The strength of this study was the collection of tumor pathology data which were all assessed using the same processing protocols and criteria. Nevertheless, there are certain issues that needed to be discussed for a proper interpretation of this study. First, this study had nearly 80% power to detect a log-additive OR of 1.3 with allelic frequencies of >35%; however, other SNPs with ORs of <1.3 may need larger sample size to increase statistical power. Larger sample sizes could be considered to help improve the power in future studies. Second, our current analysis was limited to 13 common risk variants for breast cancer identified by a GWAS in an Asian population. In the near future, larger effect sizes of sequence variants with intermediate frequencies are likely to be uncovered; therefore, our PRS results should be interpreted carefully. In addition, although this study included comprehensive information on reproductive and menstrual factors, no interactions were found between the effects of the genes investigated in this study and hormone risk factors for breast cancer. Further studies should take other environmental risk factors into account to investigate gene–environment interactions on breast cancer risk.
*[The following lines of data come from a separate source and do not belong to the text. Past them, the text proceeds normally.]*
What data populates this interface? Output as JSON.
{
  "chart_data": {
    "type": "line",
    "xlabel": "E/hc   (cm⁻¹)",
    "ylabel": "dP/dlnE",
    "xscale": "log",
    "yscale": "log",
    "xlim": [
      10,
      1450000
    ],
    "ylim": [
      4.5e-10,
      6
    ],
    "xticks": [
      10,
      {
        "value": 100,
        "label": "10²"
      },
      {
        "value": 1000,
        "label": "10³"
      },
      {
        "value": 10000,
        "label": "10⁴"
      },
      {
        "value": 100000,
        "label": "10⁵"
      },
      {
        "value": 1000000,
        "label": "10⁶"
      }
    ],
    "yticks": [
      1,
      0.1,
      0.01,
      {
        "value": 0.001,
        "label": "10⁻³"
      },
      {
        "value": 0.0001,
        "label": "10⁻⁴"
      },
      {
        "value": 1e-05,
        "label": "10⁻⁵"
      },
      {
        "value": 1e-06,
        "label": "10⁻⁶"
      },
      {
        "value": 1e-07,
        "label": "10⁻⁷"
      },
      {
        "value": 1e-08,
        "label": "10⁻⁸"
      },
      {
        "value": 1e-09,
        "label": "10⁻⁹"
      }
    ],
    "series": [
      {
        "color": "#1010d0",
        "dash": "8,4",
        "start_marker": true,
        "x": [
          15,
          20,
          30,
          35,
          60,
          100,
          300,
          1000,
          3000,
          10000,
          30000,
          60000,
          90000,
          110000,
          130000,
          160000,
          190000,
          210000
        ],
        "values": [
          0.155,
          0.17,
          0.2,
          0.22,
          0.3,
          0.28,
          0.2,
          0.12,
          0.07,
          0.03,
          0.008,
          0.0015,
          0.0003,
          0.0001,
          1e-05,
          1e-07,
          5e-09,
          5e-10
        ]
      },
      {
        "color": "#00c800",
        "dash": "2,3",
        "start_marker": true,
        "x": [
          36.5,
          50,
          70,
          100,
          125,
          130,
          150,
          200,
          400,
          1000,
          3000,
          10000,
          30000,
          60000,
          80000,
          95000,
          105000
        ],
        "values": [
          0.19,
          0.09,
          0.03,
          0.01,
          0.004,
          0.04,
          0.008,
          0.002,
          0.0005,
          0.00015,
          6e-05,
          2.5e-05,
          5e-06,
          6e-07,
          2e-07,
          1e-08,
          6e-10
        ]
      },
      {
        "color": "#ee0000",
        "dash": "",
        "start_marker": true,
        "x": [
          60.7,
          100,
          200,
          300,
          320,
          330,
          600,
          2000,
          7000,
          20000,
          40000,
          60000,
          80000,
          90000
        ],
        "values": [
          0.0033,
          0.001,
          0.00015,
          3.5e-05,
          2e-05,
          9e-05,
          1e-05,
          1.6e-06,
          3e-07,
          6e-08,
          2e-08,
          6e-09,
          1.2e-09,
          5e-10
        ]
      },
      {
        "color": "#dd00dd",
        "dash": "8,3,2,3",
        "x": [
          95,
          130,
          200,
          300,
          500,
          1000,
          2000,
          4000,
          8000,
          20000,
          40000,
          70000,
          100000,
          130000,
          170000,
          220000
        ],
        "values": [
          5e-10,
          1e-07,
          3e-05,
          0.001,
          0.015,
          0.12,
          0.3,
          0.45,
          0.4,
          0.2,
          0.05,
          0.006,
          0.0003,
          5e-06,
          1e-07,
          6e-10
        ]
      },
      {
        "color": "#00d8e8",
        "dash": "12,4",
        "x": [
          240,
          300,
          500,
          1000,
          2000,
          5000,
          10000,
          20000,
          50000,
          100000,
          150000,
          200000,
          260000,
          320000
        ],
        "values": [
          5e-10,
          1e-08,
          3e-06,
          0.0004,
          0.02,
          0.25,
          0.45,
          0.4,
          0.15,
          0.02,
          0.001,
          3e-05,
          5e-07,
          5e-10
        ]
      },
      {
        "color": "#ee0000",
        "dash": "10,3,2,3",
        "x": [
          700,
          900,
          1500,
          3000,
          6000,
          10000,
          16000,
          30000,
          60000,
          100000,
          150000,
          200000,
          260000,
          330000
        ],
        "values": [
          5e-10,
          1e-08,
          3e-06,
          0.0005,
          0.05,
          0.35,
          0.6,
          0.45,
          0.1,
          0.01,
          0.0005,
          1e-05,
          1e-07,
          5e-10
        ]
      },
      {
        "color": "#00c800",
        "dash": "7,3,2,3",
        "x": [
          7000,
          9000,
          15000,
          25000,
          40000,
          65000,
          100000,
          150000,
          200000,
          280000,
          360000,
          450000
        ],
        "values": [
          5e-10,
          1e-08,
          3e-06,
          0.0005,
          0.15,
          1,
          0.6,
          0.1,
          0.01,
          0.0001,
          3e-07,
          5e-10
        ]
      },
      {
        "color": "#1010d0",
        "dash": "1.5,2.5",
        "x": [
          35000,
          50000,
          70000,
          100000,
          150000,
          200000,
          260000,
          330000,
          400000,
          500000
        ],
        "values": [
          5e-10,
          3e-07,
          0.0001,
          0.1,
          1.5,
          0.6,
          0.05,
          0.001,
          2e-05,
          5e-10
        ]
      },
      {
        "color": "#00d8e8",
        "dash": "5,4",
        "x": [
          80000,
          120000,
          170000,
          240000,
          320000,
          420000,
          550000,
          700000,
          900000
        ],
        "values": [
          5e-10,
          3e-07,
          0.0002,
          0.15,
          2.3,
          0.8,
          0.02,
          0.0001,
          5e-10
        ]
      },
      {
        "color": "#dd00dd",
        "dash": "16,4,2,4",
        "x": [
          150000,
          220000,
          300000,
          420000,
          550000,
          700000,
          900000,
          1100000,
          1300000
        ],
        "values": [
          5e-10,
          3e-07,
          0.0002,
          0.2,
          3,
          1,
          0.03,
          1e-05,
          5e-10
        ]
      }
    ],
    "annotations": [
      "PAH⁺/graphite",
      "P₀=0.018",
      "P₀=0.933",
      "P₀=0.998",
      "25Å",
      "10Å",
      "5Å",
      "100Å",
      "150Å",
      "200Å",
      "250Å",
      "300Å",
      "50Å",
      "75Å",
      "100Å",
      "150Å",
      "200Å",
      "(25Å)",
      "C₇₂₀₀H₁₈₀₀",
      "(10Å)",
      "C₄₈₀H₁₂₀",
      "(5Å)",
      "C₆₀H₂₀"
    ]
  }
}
In conclusion, our data evaluated the association of 13 genetic variants identified in previous GWASs in Asian populations as risk factors for breast cancer in a Taiwanese population. The PRS model, a combination of six selected variants, with clinical risk factors are useful in discriminating women at high risk of breast cancer from those at low risk. Future comprehensive evaluations of the genetic risk variants in a larger population are warranted.